Almost as good is “Lovecraft in Brooklyn,” a song with sharp drums and stabbing guitar lines that offer more muscle for the track than any previous Mountain Goats song. Singing from the perspective of horror author H.P. Lovecraft being thrown into present-day New York City, Darnielle keeps his voice low and brooding and intense until he explodes in the third verse: “Woke up afraid of my own shadow/ Like, genuinely afraid/ Headed for the pawnshop to buy myself a switchblade.”

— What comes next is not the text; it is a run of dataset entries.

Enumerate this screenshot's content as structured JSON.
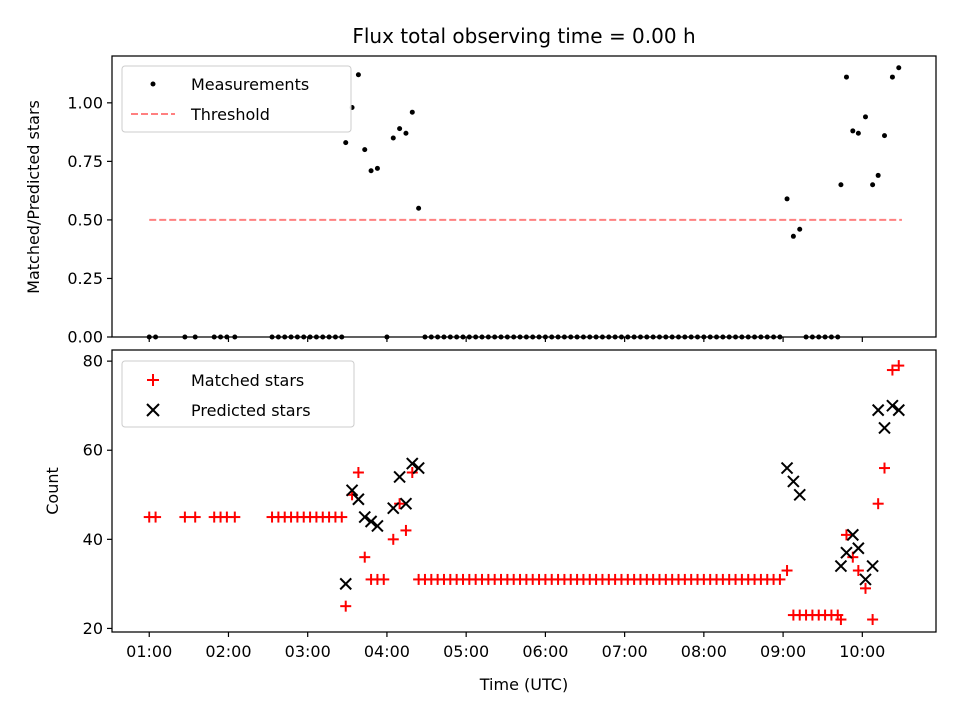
{
  "figure": {
    "title": "Flux total observing time = 0.00 h",
    "xlabel": "Time (UTC)",
    "x_tick_labels": [
      "01:00",
      "02:00",
      "03:00",
      "04:00",
      "05:00",
      "06:00",
      "07:00",
      "08:00",
      "09:00",
      "10:00"
    ]
  },
  "chart_data": [
    {
      "type": "scatter",
      "name": "ratio-panel",
      "ylabel": "Matched/Predicted stars",
      "xlim": [
        0.53,
        10.93
      ],
      "ylim": [
        0,
        1.2
      ],
      "y_ticks": [
        0,
        0.25,
        0.5,
        0.75,
        1.0
      ],
      "y_tick_labels": [
        "0.00",
        "0.25",
        "0.50",
        "0.75",
        "1.00"
      ],
      "x_tick_marks_only": true,
      "legend": {
        "placement": "upper-left",
        "entries": [
          "Measurements",
          "Threshold"
        ]
      },
      "colors": {
        "Measurements": "#000000",
        "Threshold": "#ff8080"
      },
      "series": [
        {
          "name": "Measurements",
          "marker": "dot",
          "points": [
            [
              1.0,
              0
            ],
            [
              1.08,
              0
            ],
            [
              1.45,
              0
            ],
            [
              1.58,
              0
            ],
            [
              1.82,
              0
            ],
            [
              1.9,
              0
            ],
            [
              1.98,
              0
            ],
            [
              2.08,
              0
            ],
            [
              2.55,
              0
            ],
            [
              2.63,
              0
            ],
            [
              2.71,
              0
            ],
            [
              2.79,
              0
            ],
            [
              2.87,
              0
            ],
            [
              2.95,
              0
            ],
            [
              3.03,
              0
            ],
            [
              3.11,
              0
            ],
            [
              3.19,
              0
            ],
            [
              3.27,
              0
            ],
            [
              3.35,
              0
            ],
            [
              3.43,
              0
            ],
            [
              3.48,
              0.83
            ],
            [
              3.56,
              0.98
            ],
            [
              3.64,
              1.12
            ],
            [
              3.72,
              0.8
            ],
            [
              3.8,
              0.71
            ],
            [
              3.88,
              0.72
            ],
            [
              4.0,
              0
            ],
            [
              4.08,
              0.85
            ],
            [
              4.16,
              0.89
            ],
            [
              4.24,
              0.87
            ],
            [
              4.32,
              0.96
            ],
            [
              4.4,
              0.55
            ],
            [
              4.48,
              0
            ],
            [
              4.56,
              0
            ],
            [
              4.64,
              0
            ],
            [
              4.72,
              0
            ],
            [
              4.8,
              0
            ],
            [
              4.88,
              0
            ],
            [
              4.96,
              0
            ],
            [
              5.04,
              0
            ],
            [
              5.12,
              0
            ],
            [
              5.2,
              0
            ],
            [
              5.28,
              0
            ],
            [
              5.36,
              0
            ],
            [
              5.44,
              0
            ],
            [
              5.52,
              0
            ],
            [
              5.6,
              0
            ],
            [
              5.68,
              0
            ],
            [
              5.76,
              0
            ],
            [
              5.84,
              0
            ],
            [
              5.92,
              0
            ],
            [
              6.0,
              0
            ],
            [
              6.08,
              0
            ],
            [
              6.16,
              0
            ],
            [
              6.24,
              0
            ],
            [
              6.32,
              0
            ],
            [
              6.4,
              0
            ],
            [
              6.48,
              0
            ],
            [
              6.56,
              0
            ],
            [
              6.64,
              0
            ],
            [
              6.72,
              0
            ],
            [
              6.8,
              0
            ],
            [
              6.88,
              0
            ],
            [
              6.96,
              0
            ],
            [
              7.04,
              0
            ],
            [
              7.12,
              0
            ],
            [
              7.2,
              0
            ],
            [
              7.28,
              0
            ],
            [
              7.36,
              0
            ],
            [
              7.44,
              0
            ],
            [
              7.52,
              0
            ],
            [
              7.6,
              0
            ],
            [
              7.68,
              0
            ],
            [
              7.76,
              0
            ],
            [
              7.84,
              0
            ],
            [
              7.92,
              0
            ],
            [
              8.0,
              0
            ],
            [
              8.08,
              0
            ],
            [
              8.16,
              0
            ],
            [
              8.24,
              0
            ],
            [
              8.32,
              0
            ],
            [
              8.4,
              0
            ],
            [
              8.48,
              0
            ],
            [
              8.56,
              0
            ],
            [
              8.64,
              0
            ],
            [
              8.72,
              0
            ],
            [
              8.8,
              0
            ],
            [
              8.88,
              0
            ],
            [
              8.96,
              0
            ],
            [
              9.05,
              0.59
            ],
            [
              9.13,
              0.43
            ],
            [
              9.21,
              0.46
            ],
            [
              9.29,
              0
            ],
            [
              9.37,
              0
            ],
            [
              9.45,
              0
            ],
            [
              9.53,
              0
            ],
            [
              9.61,
              0
            ],
            [
              9.69,
              0
            ],
            [
              9.73,
              0.65
            ],
            [
              9.8,
              1.11
            ],
            [
              9.88,
              0.88
            ],
            [
              9.95,
              0.87
            ],
            [
              10.04,
              0.94
            ],
            [
              10.13,
              0.65
            ],
            [
              10.2,
              0.69
            ],
            [
              10.28,
              0.86
            ],
            [
              10.38,
              1.11
            ],
            [
              10.46,
              1.15
            ]
          ]
        },
        {
          "name": "Threshold",
          "marker": "dashed-line",
          "points": [
            [
              1.0,
              0.5
            ],
            [
              10.5,
              0.5
            ]
          ]
        }
      ]
    },
    {
      "type": "scatter",
      "name": "count-panel",
      "ylabel": "Count",
      "xlim": [
        0.53,
        10.93
      ],
      "ylim": [
        19.2,
        82.5
      ],
      "y_ticks": [
        20,
        40,
        60,
        80
      ],
      "y_tick_labels": [
        "20",
        "40",
        "60",
        "80"
      ],
      "legend": {
        "placement": "upper-left",
        "entries": [
          "Matched stars",
          "Predicted stars"
        ]
      },
      "colors": {
        "Matched stars": "#ff0000",
        "Predicted stars": "#000000"
      },
      "series": [
        {
          "name": "Matched stars",
          "marker": "plus",
          "points": [
            [
              1.0,
              45
            ],
            [
              1.08,
              45
            ],
            [
              1.45,
              45
            ],
            [
              1.58,
              45
            ],
            [
              1.82,
              45
            ],
            [
              1.9,
              45
            ],
            [
              1.98,
              45
            ],
            [
              2.08,
              45
            ],
            [
              2.55,
              45
            ],
            [
              2.63,
              45
            ],
            [
              2.71,
              45
            ],
            [
              2.79,
              45
            ],
            [
              2.87,
              45
            ],
            [
              2.95,
              45
            ],
            [
              3.03,
              45
            ],
            [
              3.11,
              45
            ],
            [
              3.19,
              45
            ],
            [
              3.27,
              45
            ],
            [
              3.35,
              45
            ],
            [
              3.43,
              45
            ],
            [
              3.48,
              25
            ],
            [
              3.56,
              50
            ],
            [
              3.64,
              55
            ],
            [
              3.72,
              36
            ],
            [
              3.8,
              31
            ],
            [
              3.88,
              31
            ],
            [
              3.96,
              31
            ],
            [
              4.08,
              40
            ],
            [
              4.16,
              48
            ],
            [
              4.24,
              42
            ],
            [
              4.32,
              55
            ],
            [
              4.4,
              31
            ],
            [
              4.48,
              31
            ],
            [
              4.56,
              31
            ],
            [
              4.64,
              31
            ],
            [
              4.72,
              31
            ],
            [
              4.8,
              31
            ],
            [
              4.88,
              31
            ],
            [
              4.96,
              31
            ],
            [
              5.04,
              31
            ],
            [
              5.12,
              31
            ],
            [
              5.2,
              31
            ],
            [
              5.28,
              31
            ],
            [
              5.36,
              31
            ],
            [
              5.44,
              31
            ],
            [
              5.52,
              31
            ],
            [
              5.6,
              31
            ],
            [
              5.68,
              31
            ],
            [
              5.76,
              31
            ],
            [
              5.84,
              31
            ],
            [
              5.92,
              31
            ],
            [
              6.0,
              31
            ],
            [
              6.08,
              31
            ],
            [
              6.16,
              31
            ],
            [
              6.24,
              31
            ],
            [
              6.32,
              31
            ],
            [
              6.4,
              31
            ],
            [
              6.48,
              31
            ],
            [
              6.56,
              31
            ],
            [
              6.64,
              31
            ],
            [
              6.72,
              31
            ],
            [
              6.8,
              31
            ],
            [
              6.88,
              31
            ],
            [
              6.96,
              31
            ],
            [
              7.04,
              31
            ],
            [
              7.12,
              31
            ],
            [
              7.2,
              31
            ],
            [
              7.28,
              31
            ],
            [
              7.36,
              31
            ],
            [
              7.44,
              31
            ],
            [
              7.52,
              31
            ],
            [
              7.6,
              31
            ],
            [
              7.68,
              31
            ],
            [
              7.76,
              31
            ],
            [
              7.84,
              31
            ],
            [
              7.92,
              31
            ],
            [
              8.0,
              31
            ],
            [
              8.08,
              31
            ],
            [
              8.16,
              31
            ],
            [
              8.24,
              31
            ],
            [
              8.32,
              31
            ],
            [
              8.4,
              31
            ],
            [
              8.48,
              31
            ],
            [
              8.56,
              31
            ],
            [
              8.64,
              31
            ],
            [
              8.72,
              31
            ],
            [
              8.8,
              31
            ],
            [
              8.88,
              31
            ],
            [
              8.96,
              31
            ],
            [
              9.05,
              33
            ],
            [
              9.13,
              23
            ],
            [
              9.21,
              23
            ],
            [
              9.29,
              23
            ],
            [
              9.37,
              23
            ],
            [
              9.45,
              23
            ],
            [
              9.53,
              23
            ],
            [
              9.61,
              23
            ],
            [
              9.69,
              23
            ],
            [
              9.73,
              22
            ],
            [
              9.8,
              41
            ],
            [
              9.88,
              36
            ],
            [
              9.95,
              33
            ],
            [
              10.04,
              29
            ],
            [
              10.13,
              22
            ],
            [
              10.2,
              48
            ],
            [
              10.28,
              56
            ],
            [
              10.38,
              78
            ],
            [
              10.46,
              79
            ]
          ]
        },
        {
          "name": "Predicted stars",
          "marker": "x",
          "points": [
            [
              3.48,
              30
            ],
            [
              3.56,
              51
            ],
            [
              3.64,
              49
            ],
            [
              3.72,
              45
            ],
            [
              3.8,
              44
            ],
            [
              3.88,
              43
            ],
            [
              4.08,
              47
            ],
            [
              4.16,
              54
            ],
            [
              4.24,
              48
            ],
            [
              4.32,
              57
            ],
            [
              4.4,
              56
            ],
            [
              9.05,
              56
            ],
            [
              9.13,
              53
            ],
            [
              9.21,
              50
            ],
            [
              9.73,
              34
            ],
            [
              9.8,
              37
            ],
            [
              9.88,
              41
            ],
            [
              9.95,
              38
            ],
            [
              10.04,
              31
            ],
            [
              10.13,
              34
            ],
            [
              10.2,
              69
            ],
            [
              10.28,
              65
            ],
            [
              10.38,
              70
            ],
            [
              10.46,
              69
            ]
          ]
        }
      ]
    }
  ]
}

Another success is “Sept 15th 1983,” a retelling of the robbery and killing of reggae producer Michael James “Prince Far I” Williams. Giving a slight nod to reggae with a sparse, percussion-focused arrangement and a syncopated, rhythm guitar, Darnielle recounts the elegiac last moments of Williams’ life elegy with such calm — and with such a buoyant keyboard behind him — that it’s easy to miss the murder entirely.

More typical of Mountain Goats’ traditional aesthetic of percussive, heavy strumming and yelled vocals are “In The Craters of the Moon” and the album’s title track, the latter a prototypical Darnielle tale of nonchalant apocalypse, with the smug narrator loudly proclaiming, “I feel so proud when the reckoning arrives.”

Some of the songs blend together too much, and the orchestra occasionally overwhelms the material. And a few of the songs just don’t quite come together. “New Zion” has a modified riff taken from the Clash’s “Lost In The Supermarket” and isn’t so hot when it’s paired with Steely Dan jazz, while “Michael Myers Resplendent” is unforgivably cloying, even if the pose is ironic.

Still, the album rewards repeated listens, and although Heretic Pride doesn’t reach the high mark set by 2005’s The Sunset Tree, it still offers plenty for Mountain Goats fans to sink their teeth into.